Cape Verde is a perfect destination for the adventurous and curious spirit, and cave diving here means you can fulfil your desire for both thrills and new experiences.

Over the thousands of years since it was first laid down as molten rock, the lava from erupting volcanoes has cooled and formed itself into extraordinary structures and habitats in Cape Verde. You can explore the fascinating underwater environment and its inhabitants from both Boa Vista and Sal.

Top cave diving conditions

Cape Verde is where the cool Canaries current meets the warm water of the Gulf of Guinea, so you'll find both cold-water and tropical fish.

Some are spectacular in their bright colours, some are big – think barracuda – and some with seriously silly names, like the false-eyed puffer.

Lobster live here along with many kinds of crab and mussels. Among the 150 species of small animals native to the area are the familiar starfish and sea urchin – though you might not yet have come across the sea cucumber, which turns itself inside-out when frightened.

The diving season is year-round, with flat seas and the best visibility during the peak season in summer – which in Cape Verde ends in December.
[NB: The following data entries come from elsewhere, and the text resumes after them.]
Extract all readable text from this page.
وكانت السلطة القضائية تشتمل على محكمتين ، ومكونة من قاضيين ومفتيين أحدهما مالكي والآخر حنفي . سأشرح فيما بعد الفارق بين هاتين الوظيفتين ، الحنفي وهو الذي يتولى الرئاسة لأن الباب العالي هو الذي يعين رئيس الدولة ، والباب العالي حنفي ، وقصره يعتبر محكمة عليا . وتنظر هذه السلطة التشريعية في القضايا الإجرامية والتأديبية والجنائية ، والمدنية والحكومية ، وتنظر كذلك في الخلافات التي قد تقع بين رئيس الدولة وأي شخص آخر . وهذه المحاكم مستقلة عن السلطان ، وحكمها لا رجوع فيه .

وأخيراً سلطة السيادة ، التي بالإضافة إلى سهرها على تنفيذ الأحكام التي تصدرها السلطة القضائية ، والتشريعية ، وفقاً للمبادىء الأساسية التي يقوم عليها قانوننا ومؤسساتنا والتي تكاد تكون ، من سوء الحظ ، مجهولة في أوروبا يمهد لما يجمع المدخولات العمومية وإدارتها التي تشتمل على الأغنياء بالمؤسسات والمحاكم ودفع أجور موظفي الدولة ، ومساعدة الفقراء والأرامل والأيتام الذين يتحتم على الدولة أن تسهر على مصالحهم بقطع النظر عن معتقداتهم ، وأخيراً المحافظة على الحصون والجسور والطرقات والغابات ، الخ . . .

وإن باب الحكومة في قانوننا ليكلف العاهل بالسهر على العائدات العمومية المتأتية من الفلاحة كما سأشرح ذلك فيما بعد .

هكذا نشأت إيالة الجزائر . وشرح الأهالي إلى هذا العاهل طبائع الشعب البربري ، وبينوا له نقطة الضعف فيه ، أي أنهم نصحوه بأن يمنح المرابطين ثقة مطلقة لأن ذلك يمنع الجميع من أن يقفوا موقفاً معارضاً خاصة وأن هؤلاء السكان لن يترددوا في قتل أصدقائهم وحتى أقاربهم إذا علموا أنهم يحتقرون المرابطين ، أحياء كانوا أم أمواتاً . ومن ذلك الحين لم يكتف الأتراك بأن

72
Be ready for strong currents – after all, there's nothing between these islands and Brazil.

Staff at the well-equipped diving schools on Boa Vista and Sal will advise you where to go and what to expect.
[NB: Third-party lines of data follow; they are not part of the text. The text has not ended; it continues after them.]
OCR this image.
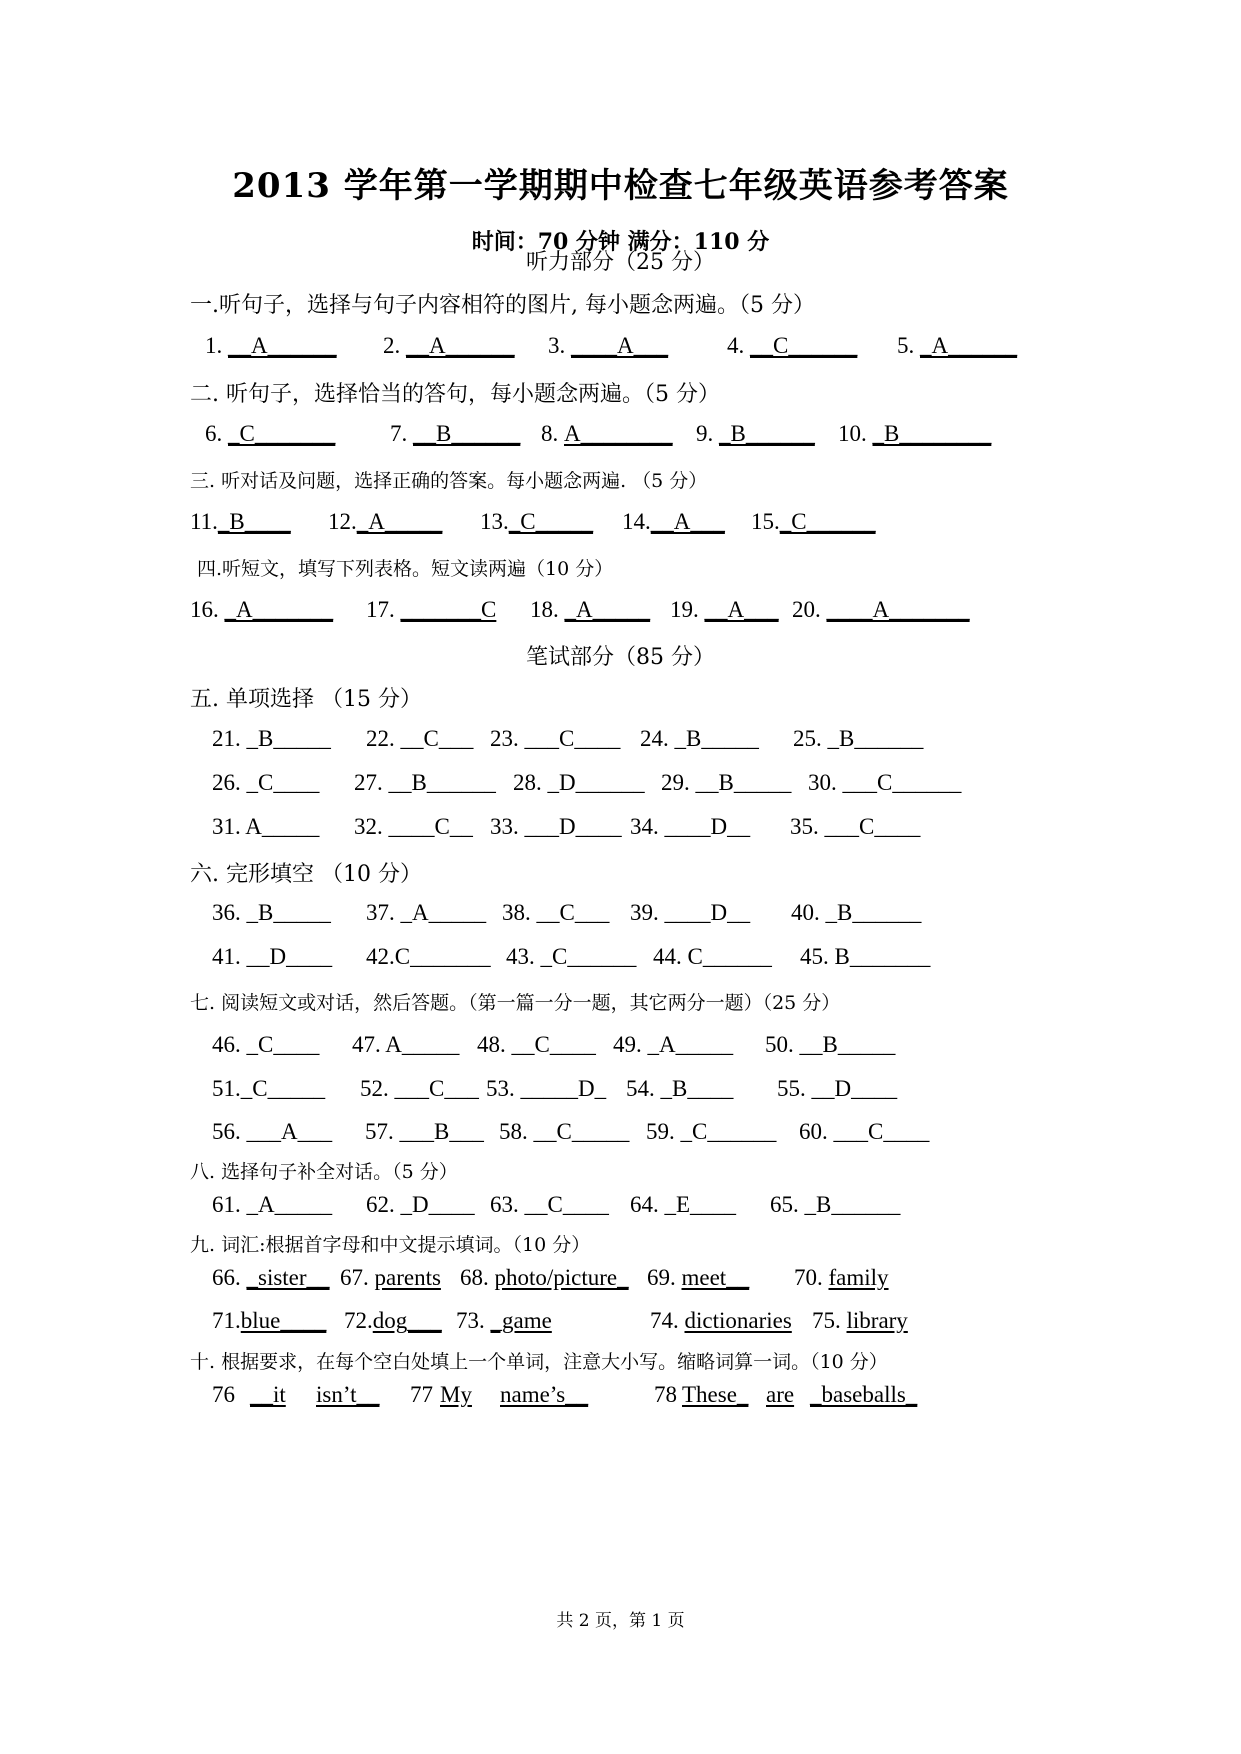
2013 学年第一学期期中检查七年级英语参考答案
时间：70 分钟 满分：110 分
听力部分（25 分）
一.听句子，选择与句子内容相符的图片, 每小题念两遍。（5 分）
1. __A______ 2. __A______ 3. ____A___	4. __C______ 5. _A______
二. 听句子，选择恰当的答句，每小题念两遍。（5 分）
6. _C_______ 7. __B______ 8. A________ 9. _B______ 10. _B________
三. 听对话及问题，选择正确的答案。每小题念两遍. （5 分）
11._B____ 12._A_____ 13._C_____ 14.__A___ 15._C______
四.听短文，填写下列表格。短文读两遍（10 分）
16. _A_______ 17. _______C 18. _A_____ 19. __A___ 20. ____A_______
笔试部分（85 分）
五. 单项选择 （15 分）
21. _B_____ 22. __C___ 23. ___C____ 24. _B_____ 25. _B______
26. _C____ 27. __B______ 28. _D______ 29. __B_____ 30. ___C______
31. A_____ 32. ____C__ 33. ___D____ 34. ____D__ 35. ___C____
六. 完形填空 （10 分）
36. _B_____ 37. _A_____ 38. __C___ 39. ____D__ 40. _B______
41. __D____ 42.C_______ 43. _C______ 44. C______ 45. B_______
七. 阅读短文或对话，然后答题。（第一篇一分一题，其它两分一题）（25 分）
46. _C____ 47. A_____ 48. __C____ 49. _A_____ 50. __B_____
51._C_____ 52. ___C___ 53. _____D_ 54. _B____ 55. __D____
56. ___A___ 57. ___B___ 58. __C_____ 59. _C______ 60. ___C____
八. 选择句子补全对话。（5 分）
61. _A_____ 62. _D____ 63. __C____ 64. _E____ 65. _B______
九. 词汇:根据首字母和中文提示填词。（10 分）
66. _sister__ 67. parents 68. photo/picture_ 69. meet__ 70. family
71.blue____ 72.dog___ 73. _game	74. dictionaries 75. library
十. 根据要求，在每个空白处填上一个单词，注意大小写。缩略词算一词。（10 分）
76 __it isn’t__ 77 My name’s__	78 These_ are _baseballs_
共 2 页，第 1 页
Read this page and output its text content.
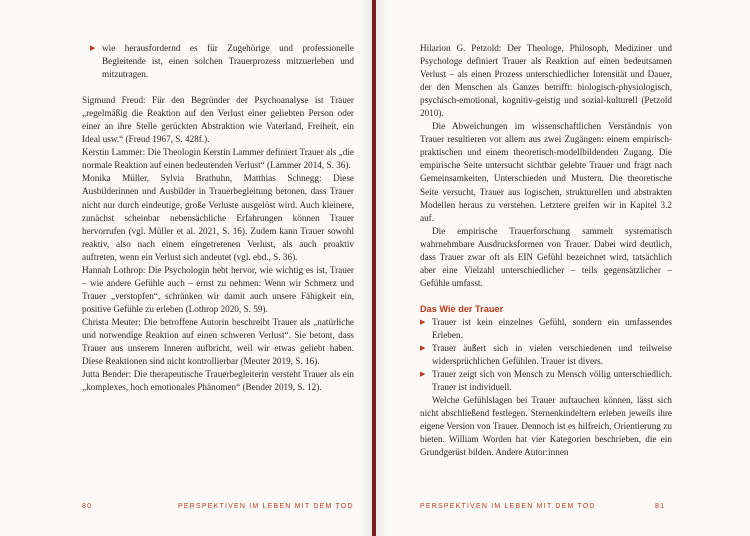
▶ wie herausfordernd es für Zugehörige und professionelle Begleitende ist, einen solchen Trauerprozess mitzuerleben und mitzutragen.

Sigmund Freud: Für den Begründer der Psychoanalyse ist Trauer „regelmäßig die Reaktion auf den Verlust einer geliebten Person oder einer an ihre Stelle gerückten Abstraktion wie Vaterland, Freiheit, ein Ideal usw.“ (Freud 1967, S. 428f.).

Kerstin Lammer: Die Theologin Kerstin Lammer definiert Trauer als „die normale Reaktion auf einen bedeutenden Verlust“ (Lammer 2014, S. 36).

Monika Müller, Sylvia Brathuhn, Matthias Schnegg: Diese Ausbilderinnen und Ausbilder in Trauerbegleitung betonen, dass Trauer nicht nur durch eindeutige, große Verluste ausgelöst wird. Auch kleinere, zunächst scheinbar nebensächliche Erfahrungen können Trauer hervorrufen (vgl. Müller et al. 2021, S. 16). Zudem kann Trauer sowohl reaktiv, also nach einem eingetretenen Verlust, als auch proaktiv auftreten, wenn ein Verlust sich andeutet (vgl. ebd., S. 36).

Hannah Lothrop: Die Psychologin hebt hervor, wie wichtig es ist, Trauer – wie andere Gefühle auch – ernst zu nehmen: Wenn wir Schmerz und Trauer „verstopfen“, schränken wir damit auch unsere Fähigkeit ein, positive Gefühle zu erleben (Lothrop 2020, S. 59).

Christa Meuter: Die betroffene Autorin beschreibt Trauer als „natürliche und notwendige Reaktion auf einen schweren Verlust“. Sie betont, dass Trauer aus unserem Inneren aufbricht, weil wir etwas geliebt haben. Diese Reaktionen sind nicht kontrollierbar (Meuter 2019, S. 16).

Jutta Bender: Die therapeutische Trauerbegleiterin versteht Trauer als ein „komplexes, hoch emotionales Phänomen“ (Bender 2019, S. 12).

80	PERSPEKTIVEN IM LEBEN MIT DEM TOD

Hilarion G. Petzold: Der Theologe, Philosoph, Mediziner und Psychologe definiert Trauer als Reaktion auf einen bedeutsamen Verlust – als einen Prozess unterschiedlicher Intensität und Dauer, der den Menschen als Ganzes betrifft: biologisch-physiologisch, psychisch-emotional, kognitiv-geistig und sozial-kulturell (Petzold 2010).

Die Abweichungen im wissenschaftlichen Verständnis von Trauer resultieren vor allem aus zwei Zugängen: einem empirisch-praktischen und einem theoretisch-modellbildenden Zugang. Die empirische Seite untersucht sichtbar gelebte Trauer und fragt nach Gemeinsamkeiten, Unterschieden und Mustern. Die theoretische Seite versucht, Trauer aus logischen, strukturellen und abstrakten Modellen heraus zu verstehen. Letztere greifen wir in Kapitel 3.2 auf.

Die empirische Trauerforschung sammelt systematisch wahrnehmbare Ausdrucksformen von Trauer. Dabei wird deutlich, dass Trauer zwar oft als EIN Gefühl bezeichnet wird, tatsächlich aber eine Vielzahl unterschiedlicher – teils gegensätzlicher – Gefühle umfasst.

Das Wie der Trauer

▶ Trauer ist kein einzelnes Gefühl, sondern ein umfassendes Erleben.
▶ Trauer äußert sich in vielen verschiedenen und teilweise widersprüchlichen Gefühlen. Trauer ist divers.
▶ Trauer zeigt sich von Mensch zu Mensch völlig unterschiedlich. Trauer ist individuell.

Welche Gefühlslagen bei Trauer auftauchen können, lässt sich nicht abschließend festlegen. Sternenkindeltern erleben jeweils ihre eigene Version von Trauer. Dennoch ist es hilfreich, Orientierung zu bieten. William Worden hat vier Kategorien beschrieben, die ein Grundgerüst bilden. Andere Autor:innen

PERSPEKTIVEN IM LEBEN MIT DEM TOD	81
Buracona Caves and Regona, Sal

Land-based visitors flock to Buracona to experience the Olho Azul – where the sunlight shines through a hole in the rocks creating a blue-eye effect in the water.

Divers get to see this phenomenon from below, and if you visit on a day with strong sunshine you can experience swimming through the magical beam of light. You can also bathe in the beautiful lagoon located by the caves.
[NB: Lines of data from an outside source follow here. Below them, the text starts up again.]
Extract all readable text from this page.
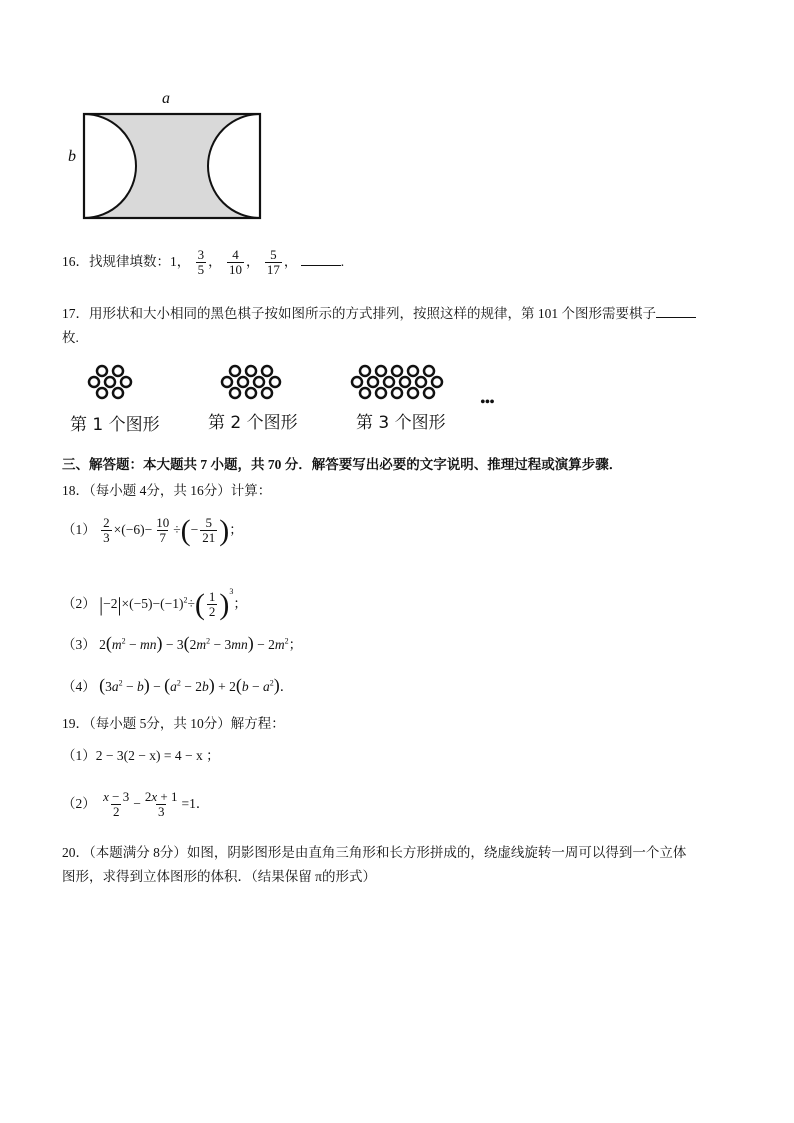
a
b
16．找规律填数：1， $\frac{3}{5}$ ， $\frac{4}{10}$ ， $\frac{5}{17}$ ，	.
17．用形状和大小相同的黑色棋子按如图所示的方式排列，按照这样的规律，第 101 个图形需要棋子
枚.
第 1 个图形	第 2 个图形	第 3 个图形
•••
三、解答题：本大题共 7 小题，共 70 分．解答要写出必要的文字说明、推理过程或演算步骤．
18．（每小题 4分，共 16分）计算：
$(1) \frac{2}{3} \times(-6)- \frac{10}{7}$ ÷(− $\frac{5}{21}$ )；
（2） $|-2|\times(-5)-(-1)^2\div( \frac{1}{2} )^3$；
（3） $2(m^2 - mn) - 3(2m^2 - 3mn) - 2m^2$；
（4） $(3a^2 - b) - (a^2 - 2b) + 2(b - a^2)$．
19．（每小题 5分，共 10分）解方程：
（1）2 − 3(2 − x) = 4 − x ；
$(2) \frac{x - 3}{2} - \frac{2x + 1}{3} =1$．
20．（本题满分 8分）如图，阴影图形是由直角三角形和长方形拼成的，绕虚线旋转一周可以得到一个立体
图形，求得到立体图形的体积．（结果保留 π的形式）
The caves are quite straightforward to navigate and as well as the wildlife, you'll find lots of ammunition shells on the sea floor thrown in by retreating Portuguese soldiers.

Around the corner from the unique volcanic cove you'll find another labyrinth of caverns connected by horseshoe-shaped tunnels leading out into the open sea. This site – maximum depth 16 metres – can be entered via a ladder down the rock face, and you can expect to encounter crustaceans and a few big fish.

Tres Grotes – Three Caves, Sal

Just 15 minutes by boat off the coast, this dive site is one of the most popular in the region and boasts three easily accessible underwater caves in a row, varying in size.

The site is teeming with marine life and – with a visibility of between 10 and 30 metres – you'll have fun spotting slipper lobsters, turtles and colourful fish weaving between the rocks.

Dois Olhos and Lahgosta Verde, Sal

Recently discovered by a local diving centre, these caves present some of the most demanding dive sites you'll come across and are only suitable for experienced divers.

The two entrances leading into the underwater rock formation appear as two eyes and stretch deep into the wall, forming a narrow canyon reaching depths of 18 metres. The caves are rich with both crustaceans and fish.

Farol, Sal

Once you've made your descent through the ocean you'll be met with schools of red box fish, a wide variety of moray eels and – if you're lucky – the elusive frog fish.

The site offers multi-level diving with three distinct areas, each comprising of cracks and gorges waiting for exploration and swarming with an assortment of crustaceans. Journey to site is around 15 minutes by boat, and depths here are up to 18 metres.

Shark Point, Boa Vista

Reached by boat from Urbanizacao Lacacao Lote, off the north coast of Boa Vista, this 22-metre-deep wall is pitted with caverns that are popular with sand tiger sharks.

In an average water-depth of 18 metres, you'll find impressive chambers, overhangs, canyons and small caverns, making this dive site different every time you visit.

Shark Bow, Boa Vista

This is one of the most exciting dive sites on Boa Vista and suitable for advanced divers.

After descending to a depth of 22 metres and promptly making your way through the 27 metres of tunnel you'll find yourself in a small underwater yard adorned with caves and overhangs.

Prepare to find sand tiger sharks and giant sting rays, moray eels, lobsters, fire worms, cat fish, nudibranchs and groupers. As you reach shallower water another big cave presents itself, harbouring resting nurse sharks and sleeping turtles.

Bodega de Juan, Boa Vista

There are opportunities and challenges for all levels of diver at this site off the coast of Boa Vista. The dive starts at the opening of a small cavern with visibility of around 10 metres and once in the cave you'll find a ceiling covered with tube anemones.

Inside the cave look inside rock crevices for lobsters, glasseyes and the odd sleeping nurse shark. This site can experience some swell but once you've found your rhythm you'll be enjoying the current alongside schools of chromis, scorpion and parrot fish.